Nella passata legislatura i Governi non avevano prestato particolare attenzione allo sviluppo della contrattazione di prossimità. Il Conte 1 aveva, anzi, previsto la possibilità di distogliere risorse a questa tipologia contrattuale per destinarle alle pensioni. La legge di bilancio 2019 aveva previsto alcune modalità per incrementare (tramite il riscatto) la posizione contributiva nel sistema pubblico. Le risorse per l’implementazione – d’intesa con il dipendente – potevano essere sostenute dal datore di lavoro, mettendole a carico dei premi di produzione dovuti. La relativa norma (comma 4 dell’articolo 20) recitava, infatti, che «per i lavoratori del settore privato l’onere per il riscatto può essere sostenuto dal datore di lavoro dell’assicurato destinando, a tal fine, i premi di produzione spettanti al lavoratore stesso». In tal caso, l’onere era deducibile dal reddito di impresa e da lavoro autonomo e, ai fini della determinazione dei redditi da lavoro dipendente, rientrava nell’ipotesi prevista per i contributi previdenziali e assistenziali versati dal datore di lavoro o dal lavoratore in ottemperanza a disposizioni di legge nonché per i contributi di assistenza sanitaria versati dal datore di lavoro o dal lavoratore a enti o casse aventi esclusivamente fine assistenziale in conformità a disposizioni di contratto o di accordo o di regolamento aziendale. In sostanza, non solo la contrattazione della produttività e del welfare aziendale non faceva più parte delle priorità del Governo Conte 1, ma le risorse a essa destinate al pari di quelle che avrebbero potuto alimentare il secondo pilastro (ove non fosse già istituito in forma bilaterale) venivano sacrificate sull’altare della pensione pubblica.

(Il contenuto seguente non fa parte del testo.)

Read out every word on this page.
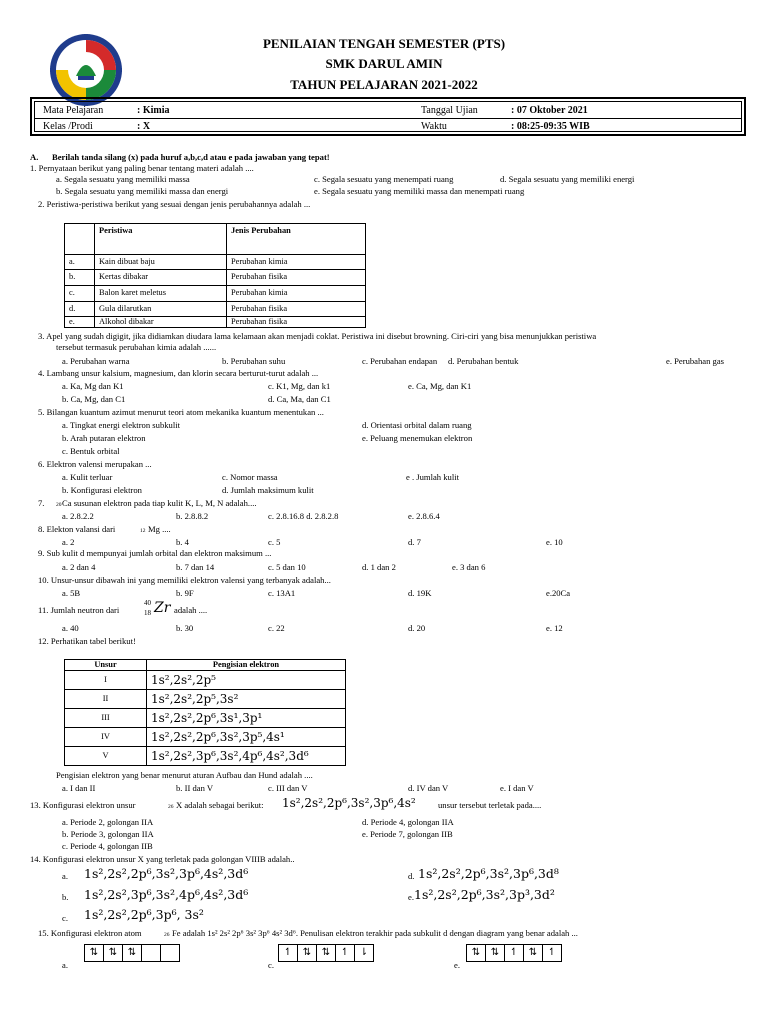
PENILAIAN TENGAH SEMESTER (PTS)
SMK DARUL AMIN
TAHUN PELAJARAN 2021-2022
Mata Pelajaran	: Kimia	Tanggal Ujian	: 07 Oktober 2021
Kelas /Prodi	: X	Waktu	: 08:25-09:35 WIB
A. Berilah tanda silang (x) pada huruf a,b,c,d atau e pada jawaban yang tepat!
1. Pernyataan berikut yang paling benar tentang materi adalah ....
a. Segala sesuatu yang memiliki massa	c. Segala sesuatu yang menempati ruang	d. Segala sesuatu yang memiliki energi
b. Segala sesuatu yang memiliki massa dan energi	e. Segala sesuatu yang memiliki massa dan menempati ruang
2. Peristiwa-peristiwa berikut yang sesuai dengan jenis perubahannya adalah ...
	Peristiwa	Jenis Perubahan
a.	Kain dibuat baju	Perubahan kimia
b.	Kertas dibakar	Perubahan fisika
c.	Balon karet meletus	Perubahan kimia
d.	Gula dilarutkan	Perubahan fisika
e.	Alkohol dibakar	Perubahan fisika
3. Apel yang sudah digigit, jika didiamkan diudara lama kelamaan akan menjadi coklat. Peristiwa ini disebut browning. Ciri-ciri yang bisa menunjukkan peristiwa
tersebut termasuk perubahan kimia adalah ......
a. Perubahan warna	b. Perubahan suhu	c. Perubahan endapan d. Perubahan bentuk	e. Perubahan gas
4. Lambang unsur kalsium, magnesium, dan klorin secara berturut-turut adalah ...
a. Ka, Mg dan K1	c. K1, Mg, dan k1	e. Ca, Mg, dan K1
b. Ca, Mg, dan C1	d. Ca, Ma, dan C1
5. Bilangan kuantum azimut menurut teori atom mekanika kuantum menentukan ...
a. Tingkat energi elektron subkulit	d. Orientasi orbital dalam ruang
b. Arah putaran elektron	e. Peluang menemukan elektron
c. Bentuk orbital
6. Elektron valensi merupakan ...
a. Kulit terluar	c. Nomor massa	e . Jumlah kulit
b. Konfigurasi elektron	d. Jumlah maksimum kulit
7. 20 Ca susunan elektron pada tiap kulit K, L, M, N adalah....
a. 2.8.2.2	b. 2.8.8.2	c. 2.8.16.8 d. 2.8.2.8	e. 2.8.6.4
8. Elekton valansi dari	12 Mg ....
a. 2	b. 4	c. 5	d. 7	e. 10
9. Sub kulit d mempunyai jumlah orbital dan elektron maksimum ...
a. 2 dan 4	b. 7 dan 14	c. 5 dan 10	d. 1 dan 2	e. 3 dan 6
10. Unsur-unsur dibawah ini yang memiliki elektron valensi yang terbanyak adalah...
a. 5B	b. 9F	c. 13A1	d. 19K	e.20Ca
11. Jumlah neutron dari
40
18 Zr adalah ....
a. 40	b. 30	c. 22	d. 20	e. 12
12. Perhatikan tabel berikut!
Unsur	Pengisian elektron
I	1s²,2s²,2p⁵
II	1s²,2s²,2p⁵,3s²
III	1s²,2s²,2p⁶,3s¹,3p¹
IV	1s²,2s²,2p⁶,3s²,3p⁵,4s¹
V	1s²,2s²,3p⁶,3s²,4p⁶,4s²,3d⁶
Pengisian elektron yang benar menurut aturan Aufbau dan Hund adalah ....
a. I dan II	b. II dan V	c. III dan V	d. IV dan V	e. I dan V
13. Konfigurasi elektron unsur	26 X adalah sebagai berikut: 1s²,2s²,2p⁶,3s²,3p⁶,4s²	unsur tersebut terletak pada....
a. Periode 2, golongan IIA	d. Periode 4, golongan IIA
b. Periode 3, golongan IIA	e. Periode 7, golongan IIB
c. Periode 4, golongan IIB
14. Konfigurasi elektron unsur X yang terletak pada golongan VIIIB adalah..
a. 1s²,2s²,2p⁶,3s²,3p⁶,4s²,3d⁶	d. 1s²,2s²,2p⁶,3s²,3p⁶,3d⁸
b. 1s²,2s²,3p⁶,3s²,4p⁶,4s²,3d⁶	e. 1s²,2s²,2p⁶,3s²,3p³,3d²
c. 1s²,2s²,2p⁶,3p⁶, 3s²
15. Konfigurasi elektron atom	26 Fe adalah 1s² 2s² 2p⁶ 3s² 3p⁶ 4s² 3d⁶. Penulisan elektron terakhir pada subkulit d dengan diagram yang benar adalah ...
a.
⇅	⇅	⇅
c.
↿	⇅	⇅	↿	⇂
e.
⇅	⇅	↿	⇅	↿
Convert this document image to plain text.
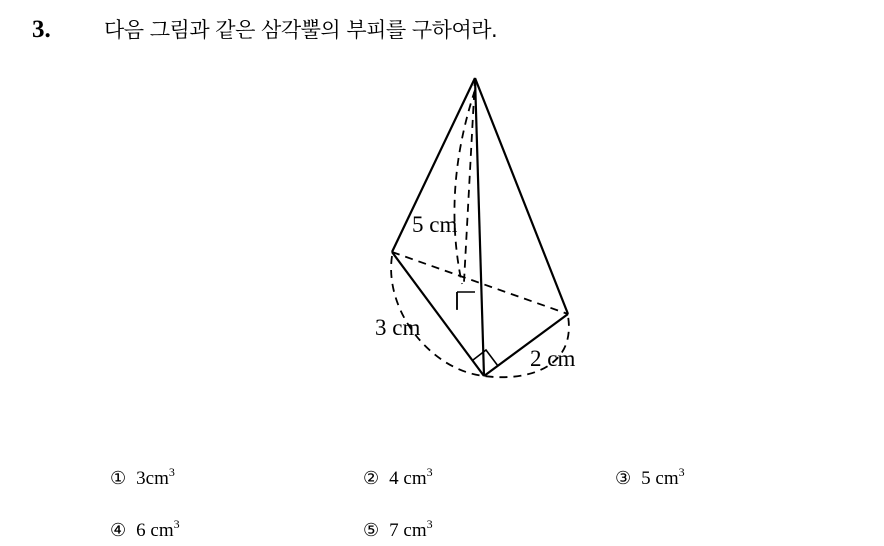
3.	다음 그림과 같은 삼각뿔의 부피를 구하여라.
5 cm
3 cm
2 cm
① $3cm^3$	② 4 $cm^3$	③ 5 $cm^3$
④ 6 $cm^3$	⑤ 7 $cm^3$
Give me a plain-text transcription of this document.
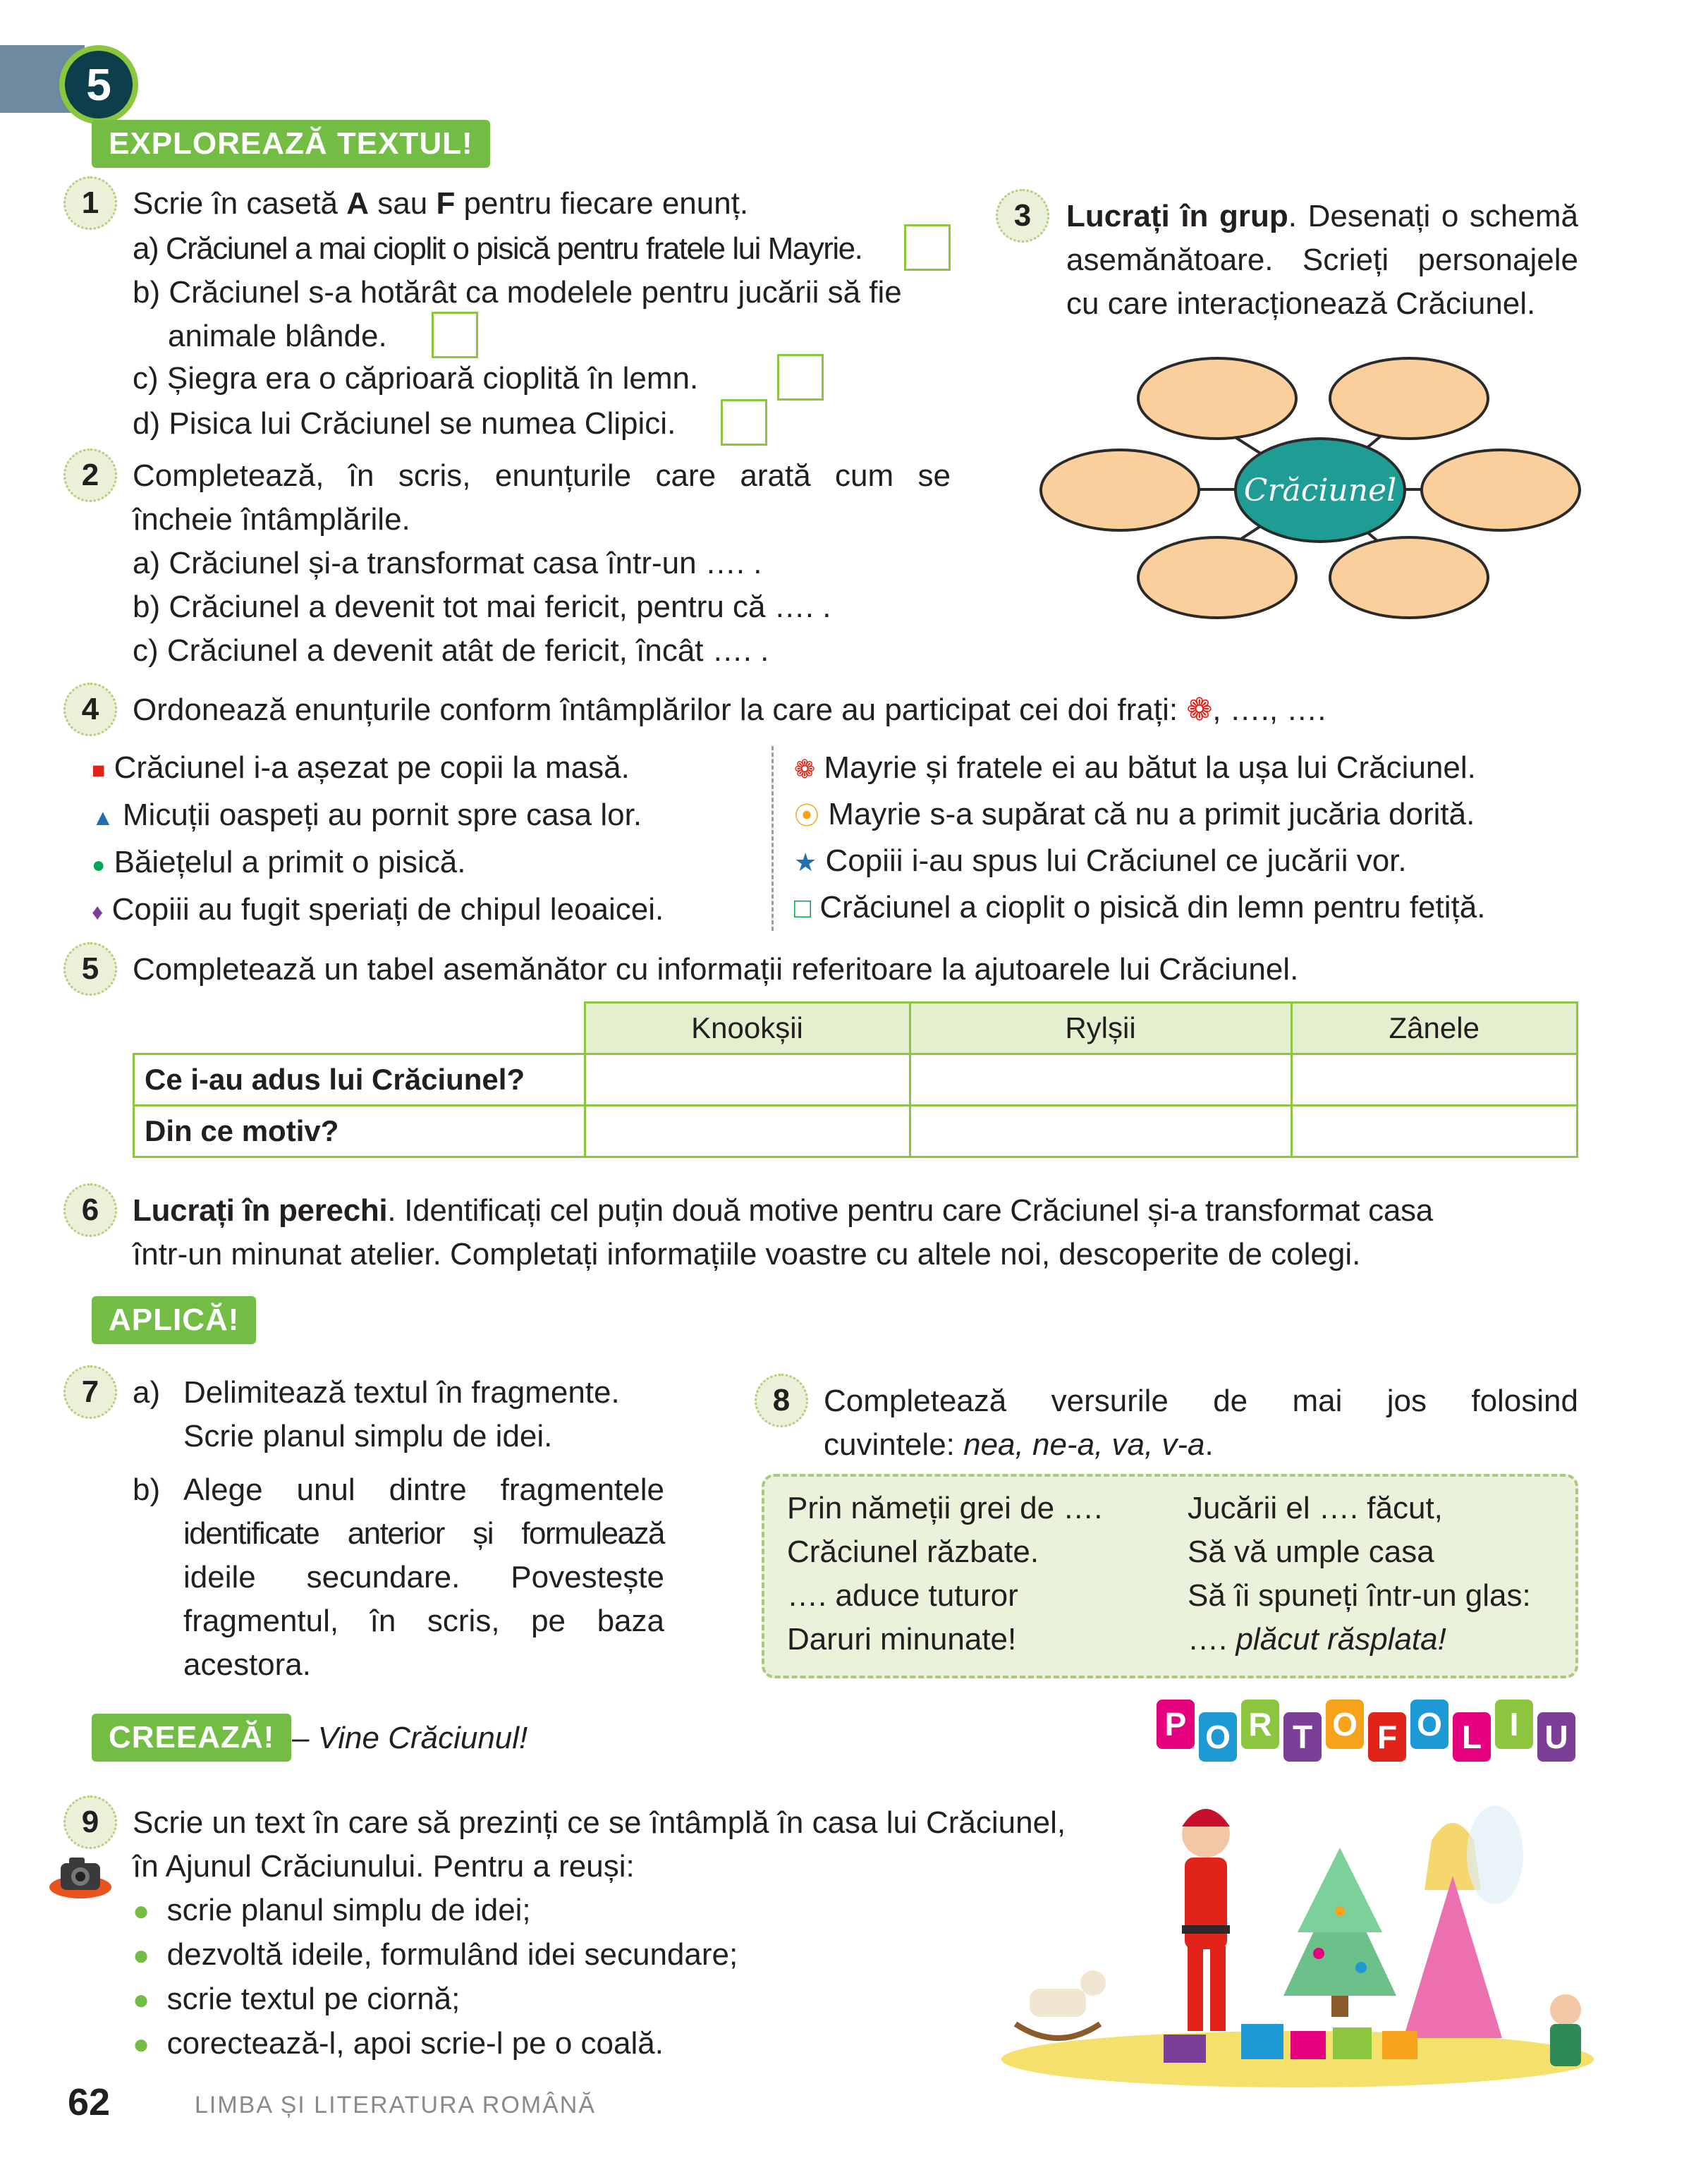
5
EXPLOREAZĂ TEXTUL!
1	Scrie în casetă A sau F pentru fiecare enunț.
a) Crăciunel a mai cioplit o pisică pentru fratele lui Mayrie.
b) Crăciunel s-a hotărât ca modelele pentru jucării să fie
animale blânde.
c) Șiegra era o căprioară cioplită în lemn.
d) Pisica lui Crăciunel se numea Clipici.
2	Completează, în scris, enunțurile care arată cum se
încheie întâmplările.
a) Crăciunel și-a transformat casa într-un …. .
b) Crăciunel a devenit tot mai fericit, pentru că …. .
c) Crăciunel a devenit atât de fericit, încât …. .
3	Lucrați în grup. Desenați o schemă
asemănătoare. Scrieți personajele
cu care interacționează Crăciunel.
Crăciunel
4	Ordonează enunțurile conform întâmplărilor la care au participat cei doi frați: ❁, …., ….
■ Crăciunel i-a așezat pe copii la masă.
▲ Micuții oaspeți au pornit spre casa lor.
● Băiețelul a primit o pisică.
♦ Copiii au fugit speriați de chipul leoaicei.
❁ Mayrie și fratele ei au bătut la ușa lui Crăciunel.
⦿ Mayrie s-a supărat că nu a primit jucăria dorită.
★ Copiii i-au spus lui Crăciunel ce jucării vor.
□ Crăciunel a cioplit o pisică din lemn pentru fetiță.
5	Completează un tabel asemănător cu informații referitoare la ajutoarele lui Crăciunel.
	Knookșii	Rylșii	Zânele
Ce i-au adus lui Crăciunel?			
Din ce motiv?			
6	Lucrați în perechi. Identificați cel puțin două motive pentru care Crăciunel și-a transformat casa
într-un minunat atelier. Completați informațiile voastre cu altele noi, descoperite de colegi.
APLICĂ!
7	a) Delimitează textul în fragmente.
Scrie planul simplu de idei.
b) Alege unul dintre fragmentele
identificate anterior și formulează
ideile secundare. Povestește
fragmentul, în scris, pe baza
acestora.
8	Completează versurile de mai jos folosind
cuvintele: nea, ne-a, va, v-a.
Prin nămeții grei de ….
Crăciunel răzbate.
…. aduce tuturor
Daruri minunate!
Jucării el …. făcut,
Să vă umple casa
Să îi spuneți într-un glas:
…. plăcut răsplata!
CREEAZĂ! – Vine Crăciunul!	P O R T O F O L I U
9	Scrie un text în care să prezinți ce se întâmplă în casa lui Crăciunel,
în Ajunul Crăciunului. Pentru a reuși:
● scrie planul simplu de idei;
● dezvoltă ideile, formulând idei secundare;
● scrie textul pe ciornă;
● corectează-l, apoi scrie-l pe o coală.
62	LIMBA ȘI LITERATURA ROMÂNĂ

Anche i Governi successivi (Conte 2 e Draghi) si erano maggiormente concentrati, su impulso dei sindacati, in particolare della Cgil, sulla valorizzazione del contratto nazionale di categoria, per cui si studiavano le modalità, in parallelo con il dibattito sull’introduzione di un salario minimo legale, per una applicazione erga omnes dei Ccnl sottoscritti dalle organizzazioni più rappresentative. In sostanza, il contratto nazionale era rimasto il pilastro della contrattazione collettiva e del sistema delle relazioni industriali. Al di là degli orientamenti di politica contrattuale e salariale, come funziona l’esperienza della contrattazione della produttività e della qualità del lavoro?
Il ministero del Lavoro ha reso disponibile la procedura per il deposito telematico, ai fini delle agevolazioni fiscali, dei contratti aziendali e territoriali. Secondo il report del 17 ottobre 2022, fino a quella data erano stati depositati 77.209 contratti. Alla data del 17 ottobre 2022, 12.551 depositi di conformità si riferiscono a contratti tuttora attivi; di questi, 10.871 sono riferiti a contratti aziendali e 1.680 a contratti territoriali. Degli 12.551 contratti attivi, 9.927 si propongono di raggiungere obiettivi di produttività, 7.687 di redditività, 6.397 di qualità, mentre 1.503 prevedono un piano di partecipazione e 7.540 prevedono misure di welfare aziendale.
Prendendo in considerazione la distribuzione geografica, per Itl (Ispettorato territoriale del lavoro) competente, delle aziende che hanno depositato i 77.209 contratti ritroviamo che il 75% è concentrato al Nord, il 17% al Centro, l’8% al Sud. Un’analisi per settore di attività economica evidenzia come il 60% dei contratti depositati si riferisca ai Servizi, il 39% all’Industria e l’1% all’Agricoltura. Se invece ci si sofferma sulla dimensione aziendale otteniamo che il 50% ha un numero di dipendenti inferiore a 50, il 35% ha un numero di dipendenti maggiore uguale di 100 e il 15% ha un numero di dipendenti compreso fra 50 e 99.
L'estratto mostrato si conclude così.